La TR72 è caratterizzata dal mobile in legno sormontato dalle due grandi manopole, una per la sintonia e l’altra per il volume con interruttore di accensione integrato. Il modello in mio possesso, riconducibile alla produzione del 1956, appartiene una prima serie costruita ancora dalla “Totsuko” (Tokyo Tsushin Kogyo Ltd ).

La Tokyo Tsushin Telecommunications Kogyo Ltd era il nome della prima società fondata a Tokio da Ibuka e Morita. I due fondatori, nella lungimirante visione di un mercato globale, compresero da subito che era necessario trovare un nome più semplice, più internazionale, una parola che non esistesse in nessuna lingua, in modo che chiunque nel mondo la individuasse con i loro prodotti.
La ricerca di una parola non presente nella lingua giapponese e nelle altre lingue si rivelò poi un fattore strategico che consentì a Sony di vincere le cause legali intentate nei confronti dei concorrenti.
Come era prevedibile infatti dopo l’aumento delle vendite molte aziende provarono, con un uso improprio del nome, a cavalcare il successo della casa giapponese (anche una società dolciaria iniziò a commercializzare una barretta di cioccolata denominata Sony!).

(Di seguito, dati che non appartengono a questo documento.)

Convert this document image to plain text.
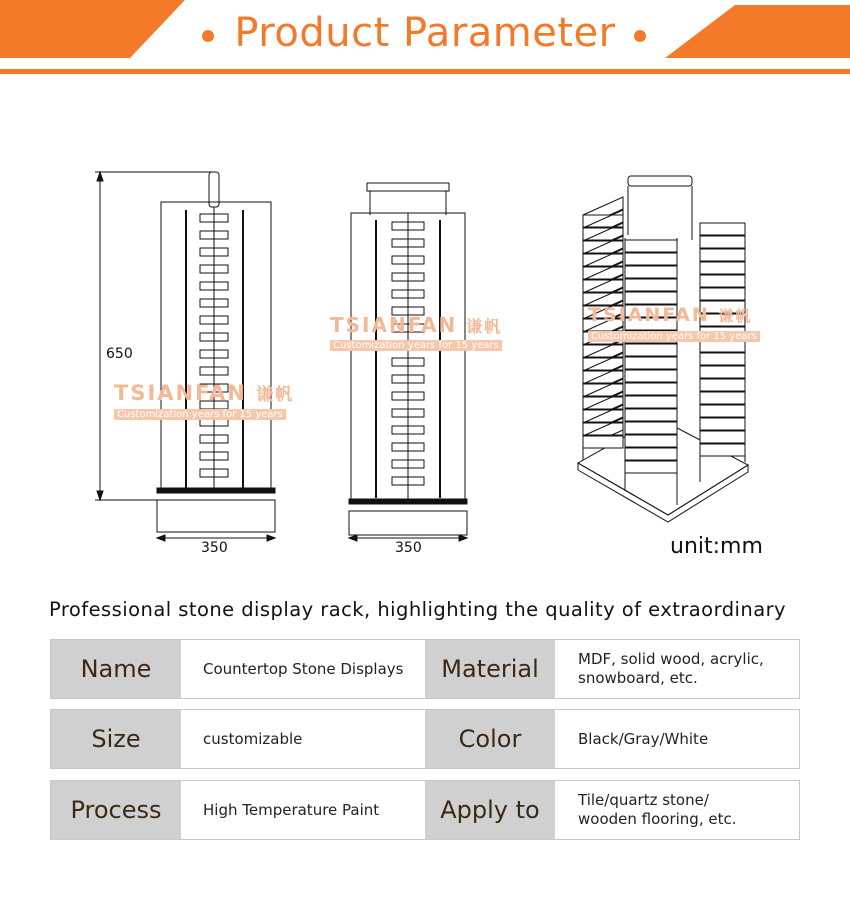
Product Parameter
650
350	350	unit:mm
TSIANFAN 谦帆
Customization years for 15 years
TSIANFAN 谦帆
Customization years for 15 years
TSIANFAN 谦帆
Customization years for 15 years
Professional stone display rack, highlighting the quality of extraordinary
Name	Countertop Stone Displays	Material	MDF, solid wood, acrylic,
snowboard, etc.
Size	customizable	Color	Black/Gray/White
Process	High Temperature Paint	Apply to	Tile/quartz stone/
wooden flooring, etc.
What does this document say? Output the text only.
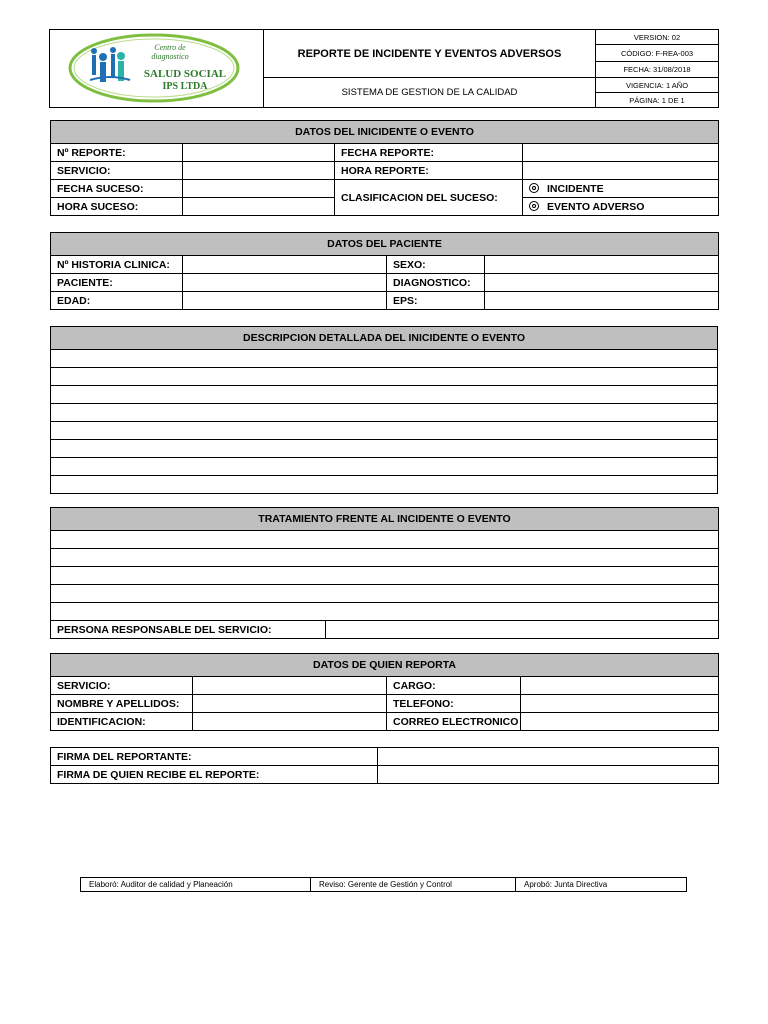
Centro de
diagnostico
SALUD SOCIAL
IPS LTDA
REPORTE DE INCIDENTE Y EVENTOS ADVERSOS
SISTEMA DE GESTION DE LA CALIDAD
VERSION: 02
CÓDIGO: F-REA-003
FECHA: 31/08/2018
VIGENCIA: 1 AÑO
PÁGINA: 1 DE 1
DATOS DEL INICIDENTE O EVENTO			
Nº REPORTE:		FECHA REPORTE:	
SERVICIO:		HORA REPORTE:	
FECHA SUCESO:		CLASIFICACION DEL SUCESO:	INCIDENTE
HORA SUCESO:			EVENTO ADVERSO
DATOS DEL PACIENTE			
Nº HISTORIA CLINICA:		SEXO:	
PACIENTE:		DIAGNOSTICO:	
EDAD:		EPS:	
DESCRIPCION DETALLADA DEL INICIDENTE O EVENTO

TRATAMIENTO FRENTE AL INCIDENTE O EVENTO

PERSONA RESPONSABLE DEL SERVICIO:	
DATOS DE QUIEN REPORTA			
SERVICIO:		CARGO:	
NOMBRE Y APELLIDOS:		TELEFONO:	
IDENTIFICACION:		CORREO ELECTRONICO	
FIRMA DEL REPORTANTE:	
FIRMA DE QUIEN RECIBE EL REPORTE:	
Elaboró: Auditor de calidad y Planeación	Reviso: Gerente de Gestión y Control	Aprobó: Junta Directiva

Come avete già capito la scelta del nome non fu però casuale.
Per la Tokyo Tsushin Kogyo, dopo aver scartato l’acronimo TTK, che avrebbe potuto generare confusione con la compagnia ferroviaria Tokyo Kyuko, nota a quei tempi come TKK,  fu trovata una semplice parola di sole quattro lettere.
Il nome Sony, definitivamente adottato nel 1958, deriva da un incrocio tra la parola latina sonus, quella inglese sunny e l’espressione del gergo giapponese Sonny boys che indicava i giovani brillanti, destinati ad una rapida carriera. Peraltro, la parola Sonny presentava troppe assonanze con un altro termine gergale, assai meno augurante: soh-nee che significava, più o meno, “gli affari vanno male”.
Ora torniamo però alla TR72.
Vi dicevo che la mia radio appartiene alla prima serie. L’evidenza di questo è rappresentato dal nome originario riportato sulla manopola della sintonia. I modelli della seconda serie, prodotti dopo la trasformazione societaria, riportano semplicemente il nome Sony Ltd (spesso Gendis Sony Ltd dal nome dell’importatore americano).
Un’altra caratteristica della prima serie è la scritta “TRANSISTORIZED” riportata sulla bandella di ottone sulla parte bassa del frontale. Nelle versioni successive comparve infatti la scritta “SEVEN TRANSISTOR” forse per far meglio capire le potenzialità della radio. Il mobile realizzato in legno, credo di ciliegio, è abbastanza tozzo ma robusto e con ottimi assemblaggi a “tenone” (sportello posteriore) ed a  “linguetta” (mobile della radio). Anche i componenti interni della radio sono montati con particolare attenzione. Pensate che esiste persino una variante della TR72 tropicalizzata ovvero dotata di particolari accorgimenti atti a far funzionare l’apparecchio anche in zone calde e umide. In realtà non sono riuscito a trovare molta documentazione su questa versione ma sembrerebbe che la radio fosse dotata di feltri sottomanopola e griglie con fori di ridotte dimensioni per evitare il possibili passaggio di insetti, inoltre una vernice protettiva proteggeva il circuito stampato per evitare l’insorgere di problemi in presenza di elevata umidità.

Tornando al modello in mio possesso, nella parte interna trovano posto due prese: una per l’auricolare l’altra per l’antenna esterna. Anche il circuito con il passare del tempo fu ottimizzato. A partire dalla serie n.30.000 la Sony infatti modifico il circuito interno con particolare riguardo al controllo automatico del guadagno (AGC). Le modifiche comportarono molti cambiamenti sia in termini di componenti che di circuito stampato. E’ pertanto molto facile distinguere ad occhio le due versioni e conseguentemente datare il modello in vostro possesso (pre o ante 1958)  anche in assenza dell’etichetta interna riportante il numero di serie.